Die europäische Polizeibehörde Europol soll zu einem Instrument der EU-Außenpolitik werden. Die Bundesregierung bestätigte am Mittwoch in einer Antwort auf eine kleine Anfrage der Linksfraktion im Bundestag, daß Europol in Zukunft einen engen Informationsaustausch mit sogenannten »zivilen Missionen« der Europäischen Sicherheits- und Verteidigungspolitik (ESVP) pflegen wird. Damit setzt sich der Trend, Aufgaben der inneren und äußeren Sicherheit zu vermischen, weiter fort. »Zivile« ESVP-Einsätze finden derzeit beispielsweise auf dem Balkan und in Afghanistan statt. Es handelt sich in der Regel um Ausbildungs- und Unterstützungsmaßnahmen für die dortigen, einheimischen Polizeikräfte. Die Zusammenarbeit mit Militärs bzw. Besatzungsarmeen ist dabei im Selbstverständnis der ESVP fest verankert. »Interne und externe Sicherheitsaspekte«, behauptet auch die Bundesregierung in ihrer Antwort, seien »nicht mehr eindeutig voneinander zu trennen«.
Daher soll künftig auch Europol seinen Teil dazu beitragen, die außenpolitischen Ansprüche der EU durchzusetzen. Im Gegenzug können Erkenntnisse aus der Besetzung etwa Afghanistans in die hiesige Polizeiarbeit einfließen. Diese Entwicklung vollzieht sich nicht in spektakulären Sprüngen, sondern Schritt für Schritt. Vor wenigen Wochen, so wurde nun bestätigt, trat eine Verwaltungsvereinbarung in Kraft, die Europol dazu ermächtigt, nichtpersonengebundene Daten mit »zivilen« ESVP-Projekten auszutauschen. Dadurch sollen die Lageberichte von Europol »angereichert« werden, so die Bundesregierung.
Besonders erschreckend ist die Absicht, auch personengebundene Informationen, also konkrete Angaben zu einzelnen Verdächtigen, in den Austausch einzubeziehen. Diese Möglichkeit soll bis Jahresende »geprüft« werden, beschlossen die EU-Innen- und Justizminister bereits im Juni. Die Bundesregierung hält sich hier bedeckt: Einerseits »begrüßt« sie den Ratsbeschluß, andererseits führt sie aus, »zur Zeit keine Notwendigkeit« hierfür zu sehen. Die endgültige Position hält sie sich offen: Zunächst gelte es, den Austausch der nichtpersonengebundenen Daten vorzunehmen und zu evaluieren – wann und durch wen das geschehen soll, wird nicht mitgeteilt. Ohnehin weist die Bundesregierung jegliche Verantwortung von sich: Was Europol dürfe und was nicht, das werde in Verwaltungsabkommen EU-intern geregelt und bedürfe weder der Zustimmung des EU-Rates noch des Bundestages.

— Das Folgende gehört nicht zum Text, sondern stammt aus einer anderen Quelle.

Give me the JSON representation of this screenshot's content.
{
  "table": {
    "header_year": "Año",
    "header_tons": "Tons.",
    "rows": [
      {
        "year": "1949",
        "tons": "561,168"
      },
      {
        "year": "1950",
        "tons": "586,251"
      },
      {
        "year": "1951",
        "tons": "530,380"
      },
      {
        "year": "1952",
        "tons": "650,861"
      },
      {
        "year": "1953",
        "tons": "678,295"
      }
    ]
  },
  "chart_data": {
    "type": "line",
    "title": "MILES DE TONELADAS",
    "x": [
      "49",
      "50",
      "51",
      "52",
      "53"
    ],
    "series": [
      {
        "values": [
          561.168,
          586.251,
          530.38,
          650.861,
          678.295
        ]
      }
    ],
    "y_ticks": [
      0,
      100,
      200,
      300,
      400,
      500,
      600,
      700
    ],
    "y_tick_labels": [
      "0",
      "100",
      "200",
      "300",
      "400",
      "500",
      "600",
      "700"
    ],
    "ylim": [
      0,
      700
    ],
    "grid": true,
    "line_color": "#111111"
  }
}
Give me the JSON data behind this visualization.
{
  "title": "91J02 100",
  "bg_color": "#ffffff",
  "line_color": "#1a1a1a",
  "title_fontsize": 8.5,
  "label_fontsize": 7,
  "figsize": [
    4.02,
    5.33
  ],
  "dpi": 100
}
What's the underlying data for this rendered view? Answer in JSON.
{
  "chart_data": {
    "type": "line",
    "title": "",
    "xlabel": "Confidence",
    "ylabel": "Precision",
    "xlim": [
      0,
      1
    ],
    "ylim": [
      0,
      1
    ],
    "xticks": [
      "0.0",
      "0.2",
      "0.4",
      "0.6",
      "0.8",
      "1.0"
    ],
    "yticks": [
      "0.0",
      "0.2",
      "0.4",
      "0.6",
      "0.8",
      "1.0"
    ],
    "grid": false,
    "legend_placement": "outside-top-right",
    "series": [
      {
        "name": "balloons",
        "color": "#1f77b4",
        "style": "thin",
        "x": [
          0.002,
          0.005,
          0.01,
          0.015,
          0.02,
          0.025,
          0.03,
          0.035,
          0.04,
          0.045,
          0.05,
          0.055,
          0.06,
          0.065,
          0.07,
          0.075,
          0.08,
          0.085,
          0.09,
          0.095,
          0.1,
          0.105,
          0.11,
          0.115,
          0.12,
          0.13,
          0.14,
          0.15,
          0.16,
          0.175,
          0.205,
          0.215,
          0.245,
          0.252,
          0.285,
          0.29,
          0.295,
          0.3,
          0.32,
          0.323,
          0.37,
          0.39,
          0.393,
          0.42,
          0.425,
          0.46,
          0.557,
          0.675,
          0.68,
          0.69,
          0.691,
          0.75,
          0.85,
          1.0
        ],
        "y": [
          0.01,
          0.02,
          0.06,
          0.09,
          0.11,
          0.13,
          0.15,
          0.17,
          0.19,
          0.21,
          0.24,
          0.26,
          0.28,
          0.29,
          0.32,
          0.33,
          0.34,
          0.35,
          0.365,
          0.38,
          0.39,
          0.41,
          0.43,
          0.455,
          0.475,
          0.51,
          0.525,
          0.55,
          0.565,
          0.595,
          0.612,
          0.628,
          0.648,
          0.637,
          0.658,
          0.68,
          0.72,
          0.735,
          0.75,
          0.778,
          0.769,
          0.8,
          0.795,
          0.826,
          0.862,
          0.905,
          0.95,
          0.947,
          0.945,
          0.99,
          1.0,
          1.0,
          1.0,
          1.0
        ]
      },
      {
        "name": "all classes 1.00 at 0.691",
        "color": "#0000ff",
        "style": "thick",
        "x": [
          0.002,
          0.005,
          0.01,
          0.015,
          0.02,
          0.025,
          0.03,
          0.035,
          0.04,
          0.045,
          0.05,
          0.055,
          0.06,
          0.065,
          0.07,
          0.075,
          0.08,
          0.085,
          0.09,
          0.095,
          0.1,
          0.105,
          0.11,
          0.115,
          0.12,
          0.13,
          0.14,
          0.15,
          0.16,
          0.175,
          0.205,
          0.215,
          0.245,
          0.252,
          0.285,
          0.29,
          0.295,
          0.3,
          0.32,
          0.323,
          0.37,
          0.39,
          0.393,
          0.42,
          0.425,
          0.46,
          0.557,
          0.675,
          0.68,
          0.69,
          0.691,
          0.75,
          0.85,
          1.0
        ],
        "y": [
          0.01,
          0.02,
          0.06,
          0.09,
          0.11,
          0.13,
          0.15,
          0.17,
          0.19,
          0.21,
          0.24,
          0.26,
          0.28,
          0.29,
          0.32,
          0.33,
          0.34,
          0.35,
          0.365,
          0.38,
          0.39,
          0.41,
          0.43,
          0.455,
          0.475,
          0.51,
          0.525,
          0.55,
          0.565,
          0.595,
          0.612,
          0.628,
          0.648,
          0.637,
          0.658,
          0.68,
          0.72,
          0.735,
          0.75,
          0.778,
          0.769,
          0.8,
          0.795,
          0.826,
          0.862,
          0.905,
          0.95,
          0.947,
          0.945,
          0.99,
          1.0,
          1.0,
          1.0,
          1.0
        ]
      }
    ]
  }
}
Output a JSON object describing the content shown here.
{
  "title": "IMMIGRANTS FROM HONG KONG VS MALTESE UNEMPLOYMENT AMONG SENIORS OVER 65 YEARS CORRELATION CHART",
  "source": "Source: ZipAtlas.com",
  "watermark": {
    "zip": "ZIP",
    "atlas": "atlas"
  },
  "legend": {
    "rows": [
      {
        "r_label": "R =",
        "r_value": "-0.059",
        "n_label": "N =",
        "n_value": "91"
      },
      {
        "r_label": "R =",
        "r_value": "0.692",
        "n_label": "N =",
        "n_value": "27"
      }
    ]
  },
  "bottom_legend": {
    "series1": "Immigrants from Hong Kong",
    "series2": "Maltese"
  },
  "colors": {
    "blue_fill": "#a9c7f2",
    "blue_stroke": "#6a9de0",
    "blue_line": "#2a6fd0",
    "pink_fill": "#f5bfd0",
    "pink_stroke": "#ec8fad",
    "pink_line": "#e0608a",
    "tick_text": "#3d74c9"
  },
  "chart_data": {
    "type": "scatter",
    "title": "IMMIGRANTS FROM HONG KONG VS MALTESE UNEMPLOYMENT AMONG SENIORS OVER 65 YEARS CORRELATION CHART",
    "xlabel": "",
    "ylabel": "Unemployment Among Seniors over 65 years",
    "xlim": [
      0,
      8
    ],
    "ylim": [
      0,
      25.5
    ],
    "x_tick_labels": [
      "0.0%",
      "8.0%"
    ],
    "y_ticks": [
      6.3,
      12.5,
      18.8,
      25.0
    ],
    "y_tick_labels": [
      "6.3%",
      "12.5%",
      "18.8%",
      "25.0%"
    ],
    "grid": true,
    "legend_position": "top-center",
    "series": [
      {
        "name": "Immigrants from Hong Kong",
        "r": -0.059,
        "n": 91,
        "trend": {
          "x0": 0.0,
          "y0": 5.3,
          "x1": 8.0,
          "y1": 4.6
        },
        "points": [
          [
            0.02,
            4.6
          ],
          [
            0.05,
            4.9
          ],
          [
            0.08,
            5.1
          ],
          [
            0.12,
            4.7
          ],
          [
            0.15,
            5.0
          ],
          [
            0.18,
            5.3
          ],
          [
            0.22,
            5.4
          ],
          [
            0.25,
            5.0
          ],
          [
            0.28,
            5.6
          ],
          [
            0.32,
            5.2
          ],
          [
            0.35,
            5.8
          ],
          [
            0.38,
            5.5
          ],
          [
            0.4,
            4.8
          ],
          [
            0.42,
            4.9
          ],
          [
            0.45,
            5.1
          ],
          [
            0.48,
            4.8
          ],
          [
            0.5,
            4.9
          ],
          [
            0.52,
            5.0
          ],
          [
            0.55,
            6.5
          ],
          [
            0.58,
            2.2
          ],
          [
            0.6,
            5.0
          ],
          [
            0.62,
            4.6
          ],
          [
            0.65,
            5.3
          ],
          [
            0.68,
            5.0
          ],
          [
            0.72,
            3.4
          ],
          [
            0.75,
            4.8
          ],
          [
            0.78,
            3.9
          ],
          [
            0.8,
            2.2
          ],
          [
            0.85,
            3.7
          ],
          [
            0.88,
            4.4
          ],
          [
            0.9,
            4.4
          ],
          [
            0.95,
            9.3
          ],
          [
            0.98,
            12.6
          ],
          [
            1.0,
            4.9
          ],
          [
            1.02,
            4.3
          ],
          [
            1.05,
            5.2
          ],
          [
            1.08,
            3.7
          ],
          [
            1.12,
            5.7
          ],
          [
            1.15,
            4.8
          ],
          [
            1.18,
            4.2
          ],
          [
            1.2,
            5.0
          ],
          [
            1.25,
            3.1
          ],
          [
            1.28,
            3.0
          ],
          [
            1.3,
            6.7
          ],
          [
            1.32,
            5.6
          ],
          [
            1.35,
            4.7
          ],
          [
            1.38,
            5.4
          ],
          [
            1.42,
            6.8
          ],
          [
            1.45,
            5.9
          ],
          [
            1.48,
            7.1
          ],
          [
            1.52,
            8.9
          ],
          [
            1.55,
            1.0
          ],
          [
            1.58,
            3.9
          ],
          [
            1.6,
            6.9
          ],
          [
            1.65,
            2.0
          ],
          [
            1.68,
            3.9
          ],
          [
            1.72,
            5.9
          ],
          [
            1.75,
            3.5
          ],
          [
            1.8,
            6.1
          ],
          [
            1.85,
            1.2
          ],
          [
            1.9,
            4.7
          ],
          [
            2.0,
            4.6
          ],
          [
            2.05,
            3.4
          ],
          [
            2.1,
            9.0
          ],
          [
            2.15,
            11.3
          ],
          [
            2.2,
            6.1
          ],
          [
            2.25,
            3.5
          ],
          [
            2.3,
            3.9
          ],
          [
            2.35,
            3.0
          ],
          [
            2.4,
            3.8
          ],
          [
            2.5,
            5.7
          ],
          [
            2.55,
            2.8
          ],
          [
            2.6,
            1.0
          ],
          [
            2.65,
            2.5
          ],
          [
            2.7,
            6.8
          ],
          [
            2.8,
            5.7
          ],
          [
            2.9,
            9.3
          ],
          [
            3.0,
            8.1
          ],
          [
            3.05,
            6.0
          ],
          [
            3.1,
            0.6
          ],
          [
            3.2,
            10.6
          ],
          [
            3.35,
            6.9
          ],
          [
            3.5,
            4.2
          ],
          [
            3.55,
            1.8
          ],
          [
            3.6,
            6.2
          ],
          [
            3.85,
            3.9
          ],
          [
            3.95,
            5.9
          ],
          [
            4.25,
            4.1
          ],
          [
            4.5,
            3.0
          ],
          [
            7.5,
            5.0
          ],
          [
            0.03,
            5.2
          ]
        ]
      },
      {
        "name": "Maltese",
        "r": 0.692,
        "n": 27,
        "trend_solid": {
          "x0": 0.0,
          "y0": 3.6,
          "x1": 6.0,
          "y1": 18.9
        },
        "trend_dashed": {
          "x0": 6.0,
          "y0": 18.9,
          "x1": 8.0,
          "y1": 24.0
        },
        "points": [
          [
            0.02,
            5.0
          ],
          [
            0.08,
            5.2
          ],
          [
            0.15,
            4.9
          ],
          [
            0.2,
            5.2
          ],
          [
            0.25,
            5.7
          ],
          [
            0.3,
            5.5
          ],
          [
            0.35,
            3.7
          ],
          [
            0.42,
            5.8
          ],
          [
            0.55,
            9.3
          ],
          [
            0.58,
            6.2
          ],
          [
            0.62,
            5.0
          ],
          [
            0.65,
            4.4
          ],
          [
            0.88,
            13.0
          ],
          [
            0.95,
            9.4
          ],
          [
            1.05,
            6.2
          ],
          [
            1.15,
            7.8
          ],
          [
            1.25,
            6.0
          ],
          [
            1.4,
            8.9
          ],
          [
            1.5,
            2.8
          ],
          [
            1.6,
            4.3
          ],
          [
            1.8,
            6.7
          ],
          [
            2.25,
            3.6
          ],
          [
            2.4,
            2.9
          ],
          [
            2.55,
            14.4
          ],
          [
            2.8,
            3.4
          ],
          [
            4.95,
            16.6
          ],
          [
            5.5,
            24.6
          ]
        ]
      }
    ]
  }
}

Dabei stehen spätestens beim Austausch personengebundener Informationen der Datenschutz und der Rechtsgrundsatz der Zweckbindung zur Disposition. Angaben, die zur Kriminalitätsbekämpfung im Inland erhoben werden, dürfen nicht für ganz andere Zwecke, wie etwa außenpolitische Interessen, verwendet werden. Fragen hierzu weicht die Bundesregierung aus.
Unter Aspekten des Datenschutzes ist vor allem brisant, daß es auf seiten der sogenannten zivilen ESVP-Missionen überhaupt keinen solchen gibt. Zwar sei, so die Regierung, Europol an einschlägige Bestimmungen aus dem europäischen Polizeiübereinkommen gebunden, aber wer bei den »zivilen« ESVP-Kräften den Datenschutz kontrollieren soll, bleibt offen. So gibt es etwa beim Einsatz in Kabul weder einen Beauftragten dafür noch sonst eine Kontrollinstanz, die verhindern könnte, daß der »Missionschef« bei seinen Lagebesprechungen mit NATO-Generälen und afghanischen Behörden sensible Informationen übermittelt.